Fiscal Rodolfo Waga testified that before he was appointed City Fiscal of
Cagayan de Oro, he was a practicing lawyer, and handled all the pleadings and
documents signed by the deceased in connection with the intestate
proceedings of her late husband, as a result of which he is familiar with the
handwriting of the latter. He testified that the signature appearing in the
holographic will was similar to that of the deceased, Matilde Seño Vda. de
Ramonal, but he can not be sure.
The fifth witness presented was Mrs. Teresita Vedad , an employee of the
Department of Environment and Natural Resources, Region 10. She testified
that she processed the application of the deceased for pasture permit and was
familiar with the signature of the deceased, since the deceased signed
documents in her presence, when the latter was applying for pasture permit.
Finally, Evangeline Calugay, one of the respondents, testified that she had
lived with the deceased since birth, and was in fact adopted by the latter. That
after a long period of time she became familiar with the signature of the
deceased. She testified that the signature appearing in the holographic will is
the true and genuine signature of Matilde Seño Vda. de Ramonal. LLphil
"It may be true that the rule of this article (requiring that three
witnesses be presented if the will is contested and only one if no
contest is had) was derived from the rule established for ordinary
testaments (CF Cabang vs. Delfinado, 45 PHIL 291; Tolentino v.
Francisco, 57 PHIL 742). But it can not be ignored that the requirement
can be considered mandatory only in case of ordinary testaments,
precisely because the presence of at least three witnesses at the
execution of ordinary wills is made by law essential to their validity
(Art. 805). Where the will is holographic, no witness need be present
(art. 10), and the rule requiring production of three witnesses must be
deemed merely permissive if absurd results are to be avoided.

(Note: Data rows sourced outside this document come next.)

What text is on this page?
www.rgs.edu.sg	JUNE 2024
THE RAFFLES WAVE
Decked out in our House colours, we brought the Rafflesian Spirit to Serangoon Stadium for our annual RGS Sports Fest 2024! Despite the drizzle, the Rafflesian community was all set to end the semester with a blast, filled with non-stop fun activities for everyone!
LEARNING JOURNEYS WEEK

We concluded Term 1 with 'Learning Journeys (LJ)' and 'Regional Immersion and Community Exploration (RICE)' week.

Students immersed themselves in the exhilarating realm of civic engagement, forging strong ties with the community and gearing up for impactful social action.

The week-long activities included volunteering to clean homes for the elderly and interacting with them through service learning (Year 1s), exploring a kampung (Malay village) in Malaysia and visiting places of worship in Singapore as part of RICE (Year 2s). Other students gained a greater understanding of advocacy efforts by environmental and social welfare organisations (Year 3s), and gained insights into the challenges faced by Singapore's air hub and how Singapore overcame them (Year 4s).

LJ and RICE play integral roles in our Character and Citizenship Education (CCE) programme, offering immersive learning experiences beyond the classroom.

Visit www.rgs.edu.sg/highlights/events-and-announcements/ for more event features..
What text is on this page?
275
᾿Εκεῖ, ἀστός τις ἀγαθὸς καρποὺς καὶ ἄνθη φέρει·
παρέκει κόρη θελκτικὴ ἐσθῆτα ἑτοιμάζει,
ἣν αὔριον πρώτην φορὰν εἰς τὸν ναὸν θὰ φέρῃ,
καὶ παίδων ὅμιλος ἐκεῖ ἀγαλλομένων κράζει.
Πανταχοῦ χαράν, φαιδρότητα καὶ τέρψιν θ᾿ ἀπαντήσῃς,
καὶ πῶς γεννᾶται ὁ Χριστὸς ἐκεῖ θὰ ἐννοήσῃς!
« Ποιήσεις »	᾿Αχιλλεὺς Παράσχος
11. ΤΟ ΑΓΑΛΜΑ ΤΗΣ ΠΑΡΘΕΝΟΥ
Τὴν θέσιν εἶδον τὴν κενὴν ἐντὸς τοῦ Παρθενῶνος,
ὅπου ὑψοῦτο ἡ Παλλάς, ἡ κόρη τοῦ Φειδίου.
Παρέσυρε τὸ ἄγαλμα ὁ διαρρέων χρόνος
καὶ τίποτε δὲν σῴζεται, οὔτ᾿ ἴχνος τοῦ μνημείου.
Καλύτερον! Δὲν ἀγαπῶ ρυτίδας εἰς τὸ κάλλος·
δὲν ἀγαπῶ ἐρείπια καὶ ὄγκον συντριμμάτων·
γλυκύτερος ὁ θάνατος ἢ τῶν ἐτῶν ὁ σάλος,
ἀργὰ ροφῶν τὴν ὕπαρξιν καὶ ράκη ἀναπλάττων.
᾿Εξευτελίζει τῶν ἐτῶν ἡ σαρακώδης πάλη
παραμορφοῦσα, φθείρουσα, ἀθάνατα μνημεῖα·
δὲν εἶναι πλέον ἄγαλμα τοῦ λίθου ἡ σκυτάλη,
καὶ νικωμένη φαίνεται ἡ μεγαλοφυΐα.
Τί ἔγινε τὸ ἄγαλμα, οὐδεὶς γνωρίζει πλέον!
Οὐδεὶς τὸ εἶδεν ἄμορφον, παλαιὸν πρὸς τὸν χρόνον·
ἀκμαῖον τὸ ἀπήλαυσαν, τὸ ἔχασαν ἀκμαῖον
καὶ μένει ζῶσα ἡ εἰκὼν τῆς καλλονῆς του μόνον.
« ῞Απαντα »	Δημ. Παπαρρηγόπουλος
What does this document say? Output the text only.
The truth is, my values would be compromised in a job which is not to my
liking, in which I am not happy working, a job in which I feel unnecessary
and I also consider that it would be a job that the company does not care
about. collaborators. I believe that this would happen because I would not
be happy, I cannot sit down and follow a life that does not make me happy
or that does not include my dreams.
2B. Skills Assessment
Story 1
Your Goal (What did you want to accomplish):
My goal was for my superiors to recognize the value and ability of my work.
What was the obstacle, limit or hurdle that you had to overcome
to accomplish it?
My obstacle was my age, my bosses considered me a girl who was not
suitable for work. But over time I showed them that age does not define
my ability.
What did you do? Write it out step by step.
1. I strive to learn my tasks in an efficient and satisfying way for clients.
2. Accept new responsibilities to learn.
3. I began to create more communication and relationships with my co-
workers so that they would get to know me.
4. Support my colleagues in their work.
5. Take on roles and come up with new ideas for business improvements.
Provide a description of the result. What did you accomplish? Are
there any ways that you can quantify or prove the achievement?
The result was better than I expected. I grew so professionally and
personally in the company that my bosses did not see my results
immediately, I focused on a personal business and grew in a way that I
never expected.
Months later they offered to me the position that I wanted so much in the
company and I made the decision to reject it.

"Again, under Art. 811, the resort to expert evidence is
conditioned by the words "if the court deem it necessary", which
reveal that what the law deems essential is that the court should be
convinced of the will's authenticity. Where the prescribed number of
witnesses is produced and the court is convinced by their testimony
that the will is genuine, it may consider it unnecessary to call for expert
evidence. On the other hand, if no competent witness is available, or
none of those produced is convincing, the court may still, and in fact it
should resort to handwriting experts. The duty of the court, in fine, is to
exhaust all available lines of inquiry, for the state is as much interested
as the proponent that the true intention of the testator be carried into
effect.
"Paraphrasing Azaola vs. Singson, even if the genuineness of the
holographic will were contested, Article 811 of the civil code cannot be
interpreted as to require the compulsory presentation of three
witnesses to identify the handwriting of the testator, under penalty of
the having the probate denied. No witness need be present in the
execution of the holographic will. And the rule requiring the production
of three witnesses is merely permissive . What the law deems essential
is that the court is convinced of the authenticity of the will. Its duty is
to exhaust all available lines of inquiry, for the state is as much
interested in the proponent that the true intention of the testator be
carried into effect. And because the law leaves it to the trial court to
decide if experts are still needed, no unfavorable inference can be
drawn from a party's failure to offer expert evidence, until and unless
the court expresses dissatisfaction with the testimony of the lay
witnesses. 10
In this petition, the petitioners ask whether the provisions of Article 811 of
the Civil Code are permissive or mandatory. The article provides, as a
requirement for the probate of a contested holographic will, that at least three
witnesses explicitly declare that the signature in the will is the genuine
signature of the testator.
We are convinced, based on the language used, that Article 811 of the
Civil Code is mandatory. The word "shall" connotes a mandatory order. We
have ruled that "shall" in a statute commonly denotes an imperative obligation
and is inconsistent with the idea of discretion and that the presumption is that
the word "shall," when used in a statute is mandatory." 11
Laws are enacted to achieve a goal intended and to guide against an evil
or mischief that aims to prevent. In the case at bar, the goal to achieve is to
give effect to the wishes of the deceased and the evil to be prevented is the
possibility that unscrupulous individuals who for their benefit will employ means
to defeat the wishes of the testator.
It will be noted that not all the witnesses presented by the respondents
testified explicitly that they were familiar with the handwriting of the testator.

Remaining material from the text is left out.